Мне показалось, что мое предупреждение Ирину несколько покоробило.
Не прошло и получаса, как меня вызвало начальство — Б. Закс, почему-то злой невероятно.
— Илья Григорьевич только что устроил мне грандиозный скандал, ссылаясь при этом на сведения, полученные им от якобы «своего человека». Человек, естественно, работает в нашей редакции. Наташа, вы, случайно, не тот человек?
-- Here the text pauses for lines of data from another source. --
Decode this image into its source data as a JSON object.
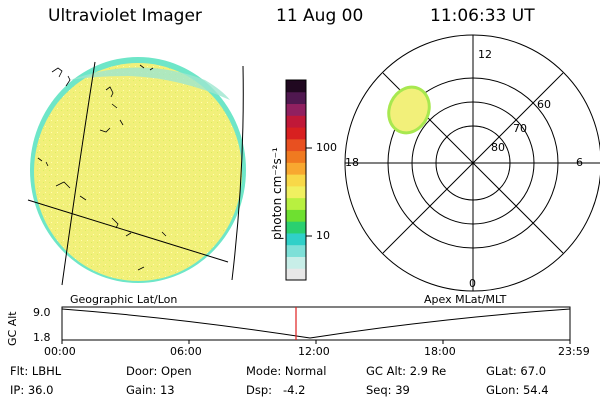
{
  "header": {
    "title": "Ultraviolet Imager",
    "date": "11 Aug 00",
    "time": "11:06:33 UT"
  },
  "colorbar": {
    "label": "photon cm⁻²s⁻¹",
    "tick_high": "100",
    "tick_low": "10",
    "colors": [
      "#e8e8e8",
      "#c8eee8",
      "#7ee0d8",
      "#30d0c8",
      "#2ad070",
      "#6ee030",
      "#b8f040",
      "#f0f060",
      "#f8d848",
      "#f8a830",
      "#f07a20",
      "#e85020",
      "#d82020",
      "#c01838",
      "#902060",
      "#501850",
      "#200820"
    ]
  },
  "polar_plot": {
    "mlt_labels": {
      "top": "12",
      "left": "18",
      "right": "6",
      "bottom": "0"
    },
    "lat_labels": [
      "60",
      "70",
      "80"
    ]
  },
  "altitude_plot": {
    "left_title": "Geographic Lat/Lon",
    "right_title": "Apex MLat/MLT",
    "ylabel": "GC Alt",
    "ytick_top": "9.0",
    "ytick_bottom": "1.8",
    "xticks": [
      "00:00",
      "06:00",
      "12:00",
      "18:00",
      "23:59"
    ]
  },
  "info": {
    "row1": [
      {
        "label": "Flt:",
        "value": "LBHL"
      },
      {
        "label": "Door:",
        "value": "Open"
      },
      {
        "label": "Mode:",
        "value": "Normal"
      },
      {
        "label": "GC Alt:",
        "value": "2.9 Re"
      },
      {
        "label": "GLat:",
        "value": "67.0"
      }
    ],
    "row2": [
      {
        "label": "IP:",
        "value": "36.0"
      },
      {
        "label": "Gain:",
        "value": "13"
      },
      {
        "label": "Dsp:",
        "value": "-4.2"
      },
      {
        "label": "Seq:",
        "value": "39"
      },
      {
        "label": "GLon:",
        "value": "54.4"
      }
    ]
  },
  "colors": {
    "disk": "#f2f07a",
    "disk_edge": "#60e0c8",
    "marker": "#e02020"
  }
}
Признаюсь. А куда теперь денешься? Но тут же добавляю:
— А вам не кажется, что обманывать Илью Григорьевича бессмысленно? Представляете, он открывает пятый номер, а в нем...
<...>
Прошло всего ничего, а в редакции снова ЧП. Мемуары Эренбурга, подписанные редакцией в печать, без всякого движения лежат в Главлите уже больше двух месяцев. Куда бы редколлегия ни обращалась, — бесполезно. Типография меня замучила. Из-за нас они не выполнили план. Решаю идти к Эренбургу. Была не была, ведь хуже не будет. Сговариваюсь с Ириной и в два часа появляюсь на улице Горького. Меня тут же проводят в кабинет.
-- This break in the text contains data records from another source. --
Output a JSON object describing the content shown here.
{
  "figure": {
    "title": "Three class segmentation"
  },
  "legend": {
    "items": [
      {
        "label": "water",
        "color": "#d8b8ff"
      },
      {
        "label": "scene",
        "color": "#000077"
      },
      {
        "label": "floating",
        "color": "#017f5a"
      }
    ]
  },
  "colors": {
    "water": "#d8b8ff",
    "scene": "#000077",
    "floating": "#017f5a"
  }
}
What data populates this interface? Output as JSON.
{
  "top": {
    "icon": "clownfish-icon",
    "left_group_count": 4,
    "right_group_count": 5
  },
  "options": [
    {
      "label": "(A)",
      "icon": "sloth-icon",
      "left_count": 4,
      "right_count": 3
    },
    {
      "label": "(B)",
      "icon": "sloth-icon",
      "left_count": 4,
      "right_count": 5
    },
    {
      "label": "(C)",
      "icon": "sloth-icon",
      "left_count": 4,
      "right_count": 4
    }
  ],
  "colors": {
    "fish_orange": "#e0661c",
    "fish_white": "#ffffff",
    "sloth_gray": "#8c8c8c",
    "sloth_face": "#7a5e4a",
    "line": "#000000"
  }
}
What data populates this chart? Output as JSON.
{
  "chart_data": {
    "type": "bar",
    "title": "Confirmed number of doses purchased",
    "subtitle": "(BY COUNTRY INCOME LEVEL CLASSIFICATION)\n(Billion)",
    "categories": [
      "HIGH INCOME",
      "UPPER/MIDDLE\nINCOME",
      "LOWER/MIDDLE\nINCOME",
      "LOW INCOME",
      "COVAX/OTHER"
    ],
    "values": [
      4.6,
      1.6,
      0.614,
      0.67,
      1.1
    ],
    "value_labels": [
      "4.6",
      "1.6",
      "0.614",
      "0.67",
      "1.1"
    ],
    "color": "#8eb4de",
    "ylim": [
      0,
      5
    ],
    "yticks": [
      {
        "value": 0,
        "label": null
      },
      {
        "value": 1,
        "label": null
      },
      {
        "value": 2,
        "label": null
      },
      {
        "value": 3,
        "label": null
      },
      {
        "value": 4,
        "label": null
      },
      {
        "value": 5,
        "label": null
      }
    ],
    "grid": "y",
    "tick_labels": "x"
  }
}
Усаживаюсь у журнального столика, напротив Ильи Григорьевича. Седая шевелюра. Как бы поверх меня смотрят голубые глаза. Раздается дежурная фраза:
— Я вас слушаю.
От одного только голоса становится как-то неуютно. А я еще прифрантилась. Чувствую себя смешной и нелепой. Главное, никто ведь не просил, сама вызвалась. Как всегда, мне больше всех надо. Собираюсь с мыслями и излагаю суть дела:
— Полетели графики нескольких номеров. Мы должны были полтора месяца тому назад подписать в печать и отправить в типографию ваши мемуары. Но поскольку ни Главлит, ни ЦК, ни вы не идете ни на какие уступки, мы не двигаемся с места. Надеяться на их милость не приходится. Автор, который не желает свою вещь печатать в изуродованном виде, вызывает уважение, но вы-то уже уступили почти во всем и только один почему-то абзац выправить не желаете. Вы ведь прекрасно понимаете, что выхода нет: или надо снять мемуары, или исправить абзац. Третьего не дано...
Меня прерывает голос:
— Пусть завтра придет ко мне член редколлегии, и я подпишу.
[О том, как мемуары И. Эренбурга проходили через Главлит и отдел культуры ЦК КПСС, см. в «Новомирском дневнике» А. И. Кондратовича (текст 1176).О других замечаниях Твардовского по тексту мемуаров Эренбурга см. текст 1047.]